Philip’s father recalled the first substantial funding secured under his direction was a matching grant of $595,000 for replacing the heating system and all 452 windows at the Klump Academic Center (the former Williamsport High School building).

“When we were notified of the award, it was conditional on our providing complete engineering calculations and formulas within 48 hours,” he said. “Man, did we hustle.”

Rapid response on other grant opportunities netted $1.6 million in state and federal funding for the establishment of the College’s North Campus near Wellsboro and led to the creation of the Weatherization Training Center, which came at the height of the College’s sponsorship crisis. The center has helped many low-income families statewide reduce their energy bills during its 16 years of operation.

The largest funding package assembled on Berry’s watch was the $21 million required to construct the Breuder Advanced Technology and Health Sciences Center and to renovate other campus facilities. The total included local, state, federal and College funds.

Berry is hesitant to say which Penn College project has had the greatest impact on the community, but candidates include the Community Arts Center in downtown Williamsport; the Weatherization Training Center, which has expanded to include the Modular Housing Training Institute; the Plastics Manufacturing Center; the new College entrance on Maynard Street; the tutoring and special support services provided to 1,200 to 1,500 students each year; and the Tech Prep program, which assists school districts and vocational-technical facilities throughout the state.

“The people involved in planning, managing and completing all of these projects, have played a part in who and what we are today,” Berry said.

Berry concedes he was not the most experienced candidate for the development director’s job when it was offered to him two decades ago, but he reckoned he would learn fast. He didn’t realize how soon. When more than half of the initial wave of 20 grant applications submitted under Berry’s direction were returned because of arithmetic errors made by others (and unchecked by him), he vowed it would never happen again. It’s a pledge he has kept.

“There’s no such thing as being too meticulous,” he says, noting his demand for exactitude has been known to rankle some.

Though he’s officially “retired,” Berry isn’t severing ties with Penn College or taking it easy just yet.
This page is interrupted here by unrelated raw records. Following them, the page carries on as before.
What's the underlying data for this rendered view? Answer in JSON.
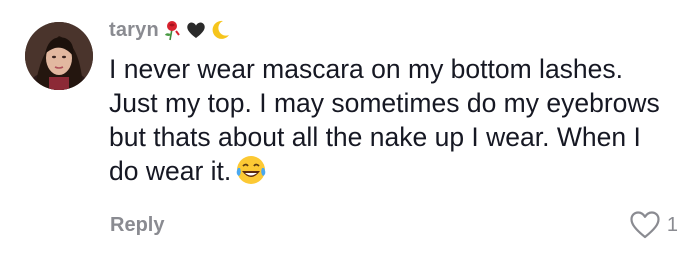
{
  "comment": {
    "username": "taryn",
    "username_emojis": [
      "rose-icon",
      "black-heart-icon",
      "crescent-moon-icon"
    ],
    "text": "I never wear mascara on my bottom lashes. Just my top. I may sometimes do my eyebrows but thats about all the nake up I wear. When I do wear it.",
    "trailing_emoji": "laughing-tears-icon",
    "reply_label": "Reply",
    "like_count": "1"
  },
  "colors": {
    "meta_text": "#8a8b91",
    "body_text": "#161823",
    "background": "#ffffff"
  }
}
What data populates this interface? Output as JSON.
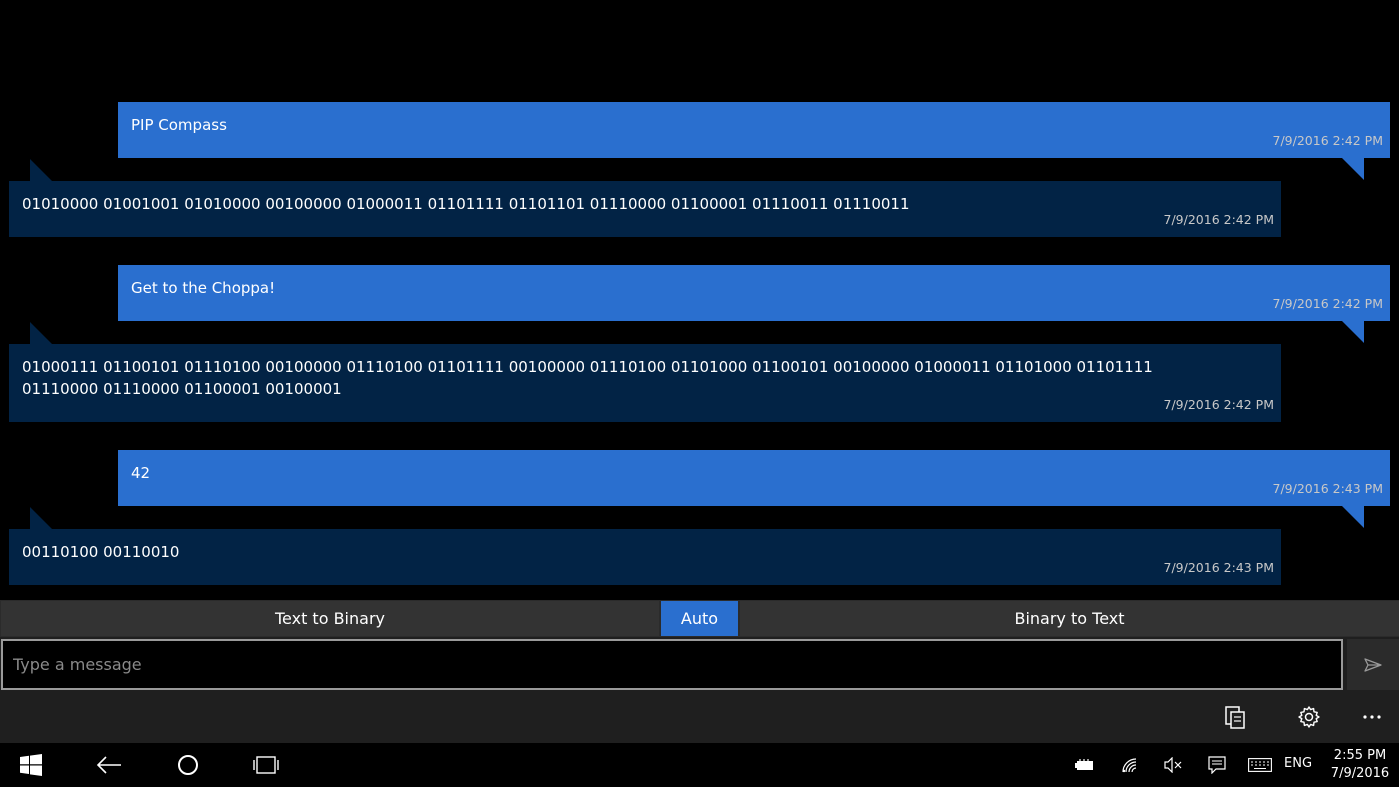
{
  "messages": [
    {
      "type": "sent",
      "text": "PIP Compass",
      "time": "7/9/2016 2:42 PM"
    },
    {
      "type": "recv",
      "text": "01010000 01001001 01010000 00100000 01000011 01101111 01101101 01110000 01100001 01110011 01110011",
      "time": "7/9/2016 2:42 PM"
    },
    {
      "type": "sent",
      "text": "Get to the Choppa!",
      "time": "7/9/2016 2:42 PM"
    },
    {
      "type": "recv",
      "text": "01000111 01100101 01110100 00100000 01110100 01101111 00100000 01110100 01101000 01100101 00100000 01000011 01101000 01101111 01110000 01110000 01100001 00100001",
      "time": "7/9/2016 2:42 PM"
    },
    {
      "type": "sent",
      "text": "42",
      "time": "7/9/2016 2:43 PM"
    },
    {
      "type": "recv",
      "text": "00110100 00110010",
      "time": "7/9/2016 2:43 PM"
    }
  ],
  "modes": {
    "text_to_binary": "Text to Binary",
    "auto": "Auto",
    "binary_to_text": "Binary to Text",
    "active": "auto"
  },
  "input": {
    "placeholder": "Type a message",
    "value": ""
  },
  "icons": {
    "send": "send-icon",
    "paste": "paste-icon",
    "settings": "gear-icon",
    "more": "more-icon"
  },
  "taskbar": {
    "language": "ENG",
    "time": "2:55 PM",
    "date": "7/9/2016"
  },
  "colors": {
    "sent_bubble": "#2a6fcf",
    "recv_bubble": "#022345",
    "accent": "#2a6fcf"
  }
}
He will work as a consultant for the College, helping his successor to close out current projects and submit applications for the next round of selected grants.

He will also explore the feasibility of launching his own business − one in which he would help parents and students complete the complex and often intimidating federal and state student-financial-aid forms.

“I think there’s enormous potential,” he said.

Penn College is blessed with employees who possess “an enormous range of talent in every imaginable field,” Berry says, and he describes community and technical colleges as vibrant institutions staffed by committed people who often forgo the greater financial reward offered by employers in the private sector.

“The central theme − providing service, giving something to somebody else − that has remained constant over the years,” he said of his Penn College experience.